Avatar Battles - FlowState DAW

🎯 Concept Overview

Avatar Battle Mode lets users rap battle anonymously using virtual avatars. Your voice is transformed and your face is hidden behind a customizable 3D character that lip-syncs in real-time.

🔥

Why This Matters: Many aspiring rappers are shy about showing their face.

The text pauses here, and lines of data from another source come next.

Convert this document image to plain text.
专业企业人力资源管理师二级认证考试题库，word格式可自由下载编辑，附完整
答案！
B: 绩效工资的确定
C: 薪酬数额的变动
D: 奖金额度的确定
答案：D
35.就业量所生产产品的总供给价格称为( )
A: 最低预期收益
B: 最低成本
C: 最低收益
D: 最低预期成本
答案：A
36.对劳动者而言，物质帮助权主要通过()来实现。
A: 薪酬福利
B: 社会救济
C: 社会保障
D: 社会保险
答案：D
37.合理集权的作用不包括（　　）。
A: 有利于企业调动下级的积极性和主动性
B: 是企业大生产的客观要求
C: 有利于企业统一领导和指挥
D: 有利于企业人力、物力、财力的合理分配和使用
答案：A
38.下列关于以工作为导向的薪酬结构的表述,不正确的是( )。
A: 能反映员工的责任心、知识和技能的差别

Avatar battles lower the barrier to entry, encourage participation, and create viral-worthy content.

⚡ Technical Pipeline

┌─────────────┐ ┌─────────────┐ ┌─────────────┐ ┌─────────────┐ │ User's │ │ Whisper │ │ Voice │ │ Avatar │ │ Voice │───▶│ (ASR) │───▶│ Transform │───▶│ Render │ │ Input │ │ 35ms │ │ 20ms │ │ 16ms │ └─────────────┘ └─────────────┘ └─────────────┘ └─────────────┘ │ │ ▼ ▼ ┌─────────────┐ ┌─────────────┐ │ WebRTC │◀───│ Lip Sync │ │ Stream │ │ (52 blend) │ │ to Peer │ │ │ └─────────────┘ └─────────────┘

Latency Budget

Stage	Target	Technology
Audio Capture	5ms	Web Audio API
Voice Transform	20ms	RVC/WASM
Lip Sync Inference	15ms	MediaPipe/Rhubarb
Avatar Render	16ms	Three.js @ 60fps
WebRTC Transmission	50-100ms	Cloudflare Calls
Total E2E	~150ms	Acceptable for battles

🎭 Avatar Technology Options

Technology	Type	Quality	Performance	License
TalkingHead 3D	3D WebGL	Excellent	60fps	MIT
ReadyPlayerMe	3D Avatar	Great	60fps	Free tier
MediaPipe Face	Tracking	High accuracy	<10ms	Apache 2.0
MuseTalk	2D Lip Sync	Photorealistic	30fps	Research
Live2D	2D Animation	Anime style	60fps	Commercial

💡

MVP Recommendation: TalkingHead 3D + MediaPipe for real-time face tracking. Fully client-side, no server cost.

🔊 Voice Transformation

Users can optionally transform their voice for additional anonymity and creative expression.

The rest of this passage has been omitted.